The judge issued the order on October 19 after the Court conducted a hearing on September 30 to clarify the Court’s preliminary injunction in the case. One of the questions posed to the Court, was the geographic scope of the Court’s preliminary injunction.
The injunction blocks the federal government from, in the words of the Office of the Texas Attorney General, “using the guidelines, or asserting that the guidelines carry any weight.” The Court also stated that the “injunction is limited to the issue of access to intimate facilities.” It applies throughout the country.
A question that remains unanswered, and the judge asked for legal briefing on the issue, is whether the injunction applies to Title VII investigations, in particular as it applies to workplaces where school teachers or staff use the same intimate facilities as the students. The judge said in his latest Order that “Defendants’ core missions to combat discrimination based on race, national origin, or disability, and the EEOC’s (Equal Employment Opportunity Commission) statutory duties are not otherwise affected by the preliminary injunction.”
Title VII of the Civil Rights Act of 1964 prohibits discrimination in the workplace based on sex. Title IX protects people from discrimination based on sex in education programs or activities. The law applies to those schools and institutions, including local school districts, 7,000 post-secondary institutions, charter schools, for-profit schools, libraries, and museums, that receive federal financial assistance. Title IX provides that: “No person in the United States shall, on the basis of sex, be excluded from participation in, be denied the benefits of, or be subjected to discrimination under any education program or activity receiving Federal financial assistance.”
The conflict began when on May 13, the Department of Education (DOE) Assistant Secretary for Civil Rights, and the Department of Justice (DOJ) Principal Deputy Assistant Attorney General for Civil Rights, sent a “Dear Colleague Letter on Transgender Students” to state and local agencies that receive federal financial assistance from the DOE. The Office of Civil Rights in the DOE joined with the DOJ and sent a letter which they represented should serve as “significant guidance” to school districts.
As reported by Breitbart Texas, the Texas Attorney General sued the U.S. Department of Education, the U.S. Department of Justice, and other federal agencies and officials for commanding that Texas public schools open restrooms and locker rooms to both sexes.
Texas Attorney General Ken Paxton represents a 13-state coalition in the federal lawsuit in the Northern District of Texas. Texas and the other states that joined the Lone Star State are challenging the Obama Administration’s directive forcing local schools to allow students to use whatever bathrooms and other intimate facilities they wish that are consistent with their gender self-concept on a given day.
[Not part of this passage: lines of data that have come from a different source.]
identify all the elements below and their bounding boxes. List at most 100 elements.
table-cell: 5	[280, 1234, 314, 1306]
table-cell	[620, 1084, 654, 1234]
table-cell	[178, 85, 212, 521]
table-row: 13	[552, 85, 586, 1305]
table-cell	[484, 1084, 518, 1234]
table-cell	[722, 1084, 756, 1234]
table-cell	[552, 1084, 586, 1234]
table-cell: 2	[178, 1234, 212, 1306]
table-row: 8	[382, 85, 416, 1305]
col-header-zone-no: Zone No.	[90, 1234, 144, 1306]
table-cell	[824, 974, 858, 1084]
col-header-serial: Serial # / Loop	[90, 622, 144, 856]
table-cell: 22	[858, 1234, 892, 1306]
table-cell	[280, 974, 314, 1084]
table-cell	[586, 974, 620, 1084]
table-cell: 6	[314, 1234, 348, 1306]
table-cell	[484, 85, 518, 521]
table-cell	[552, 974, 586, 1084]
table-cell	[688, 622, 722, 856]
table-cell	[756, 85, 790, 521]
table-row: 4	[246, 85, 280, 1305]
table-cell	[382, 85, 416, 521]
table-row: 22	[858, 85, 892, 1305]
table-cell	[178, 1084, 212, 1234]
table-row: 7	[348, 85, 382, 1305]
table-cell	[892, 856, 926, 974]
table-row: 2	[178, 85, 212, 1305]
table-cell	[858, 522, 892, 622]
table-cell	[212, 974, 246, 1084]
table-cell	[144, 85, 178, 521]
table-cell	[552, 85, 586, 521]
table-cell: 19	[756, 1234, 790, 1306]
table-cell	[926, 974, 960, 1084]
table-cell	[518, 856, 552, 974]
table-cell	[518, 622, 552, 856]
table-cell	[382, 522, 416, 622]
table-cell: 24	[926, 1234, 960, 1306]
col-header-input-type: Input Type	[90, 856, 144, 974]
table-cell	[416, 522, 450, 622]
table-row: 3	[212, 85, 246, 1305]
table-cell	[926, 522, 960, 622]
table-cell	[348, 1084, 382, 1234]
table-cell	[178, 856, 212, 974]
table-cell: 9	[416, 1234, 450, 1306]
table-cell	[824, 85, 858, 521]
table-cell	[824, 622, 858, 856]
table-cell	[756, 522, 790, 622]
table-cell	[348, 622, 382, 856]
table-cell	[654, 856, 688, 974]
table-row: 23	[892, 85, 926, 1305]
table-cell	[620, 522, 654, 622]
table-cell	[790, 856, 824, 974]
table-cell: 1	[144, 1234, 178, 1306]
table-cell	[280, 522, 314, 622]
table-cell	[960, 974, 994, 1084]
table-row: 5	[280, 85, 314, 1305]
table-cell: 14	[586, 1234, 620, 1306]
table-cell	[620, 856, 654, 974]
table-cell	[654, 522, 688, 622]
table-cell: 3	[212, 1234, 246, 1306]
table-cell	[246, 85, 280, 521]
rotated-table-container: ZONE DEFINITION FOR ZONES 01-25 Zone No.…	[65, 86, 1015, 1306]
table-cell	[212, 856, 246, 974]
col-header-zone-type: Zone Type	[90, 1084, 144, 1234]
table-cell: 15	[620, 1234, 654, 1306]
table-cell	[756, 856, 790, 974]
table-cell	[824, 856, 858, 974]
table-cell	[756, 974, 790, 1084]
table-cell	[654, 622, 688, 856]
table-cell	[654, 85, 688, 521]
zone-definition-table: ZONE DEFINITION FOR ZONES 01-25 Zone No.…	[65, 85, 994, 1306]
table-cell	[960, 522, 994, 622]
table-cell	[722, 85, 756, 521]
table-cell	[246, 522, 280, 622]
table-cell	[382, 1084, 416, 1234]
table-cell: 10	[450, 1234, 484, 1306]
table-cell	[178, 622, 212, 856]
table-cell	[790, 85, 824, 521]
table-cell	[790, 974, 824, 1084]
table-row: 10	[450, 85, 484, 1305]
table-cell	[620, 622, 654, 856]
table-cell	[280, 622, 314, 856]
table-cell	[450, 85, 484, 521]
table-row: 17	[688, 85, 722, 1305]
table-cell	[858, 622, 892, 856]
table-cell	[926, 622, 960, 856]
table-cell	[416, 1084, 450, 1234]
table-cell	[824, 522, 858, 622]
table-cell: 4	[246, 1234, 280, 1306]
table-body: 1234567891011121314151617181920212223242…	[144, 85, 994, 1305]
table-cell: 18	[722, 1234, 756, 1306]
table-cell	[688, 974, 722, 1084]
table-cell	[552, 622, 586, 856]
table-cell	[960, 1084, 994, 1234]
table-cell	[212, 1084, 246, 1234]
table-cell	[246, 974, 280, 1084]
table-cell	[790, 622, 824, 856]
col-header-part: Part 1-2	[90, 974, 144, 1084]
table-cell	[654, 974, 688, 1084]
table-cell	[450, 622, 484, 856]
Obama’s gender-fluid policy directed schools to abide by the policy without allowing local educators to decide what is best for their school and community.
The State of Texas is defending a local school district whose school policies are in conflict with the Obama Administration directive, the Harrold Independent School District. Harrold, Texas, is located in Wilbarger County and borders Oklahoma.
Attorney General Paxton released the following statement after the most recent favorable ruling for the Texas-led coalition:
“I am proud to lead a coalition of 13 states against the Obama Administration’s latest illegal federal overreach. The court’s reaffirmation of a nationwide injunction should send a clear message to the president that Texas won’t sit idly by as he continues to ignore the Constitution. The president cannot rewrite the laws enacted by the elected representatives of the people and then threaten to take away funding from schools to force them to fall in line.”
The parties were “Ordered to brief the remaining issues of whether the Defendants’ Guidelines are enjoined in total or whether the principal of severability applies to them, whether the injunction implicates Title VII in any manner (and specifically where school employees and staff may share intimate facilities with students), and whether OSHA (Occupational Safety and Health Administration) or DOL (Department of Labor) activity is implicated by the injunction.”
The plaintiffs were given a deadline of October 24 to respond and defendants must reply by October 28.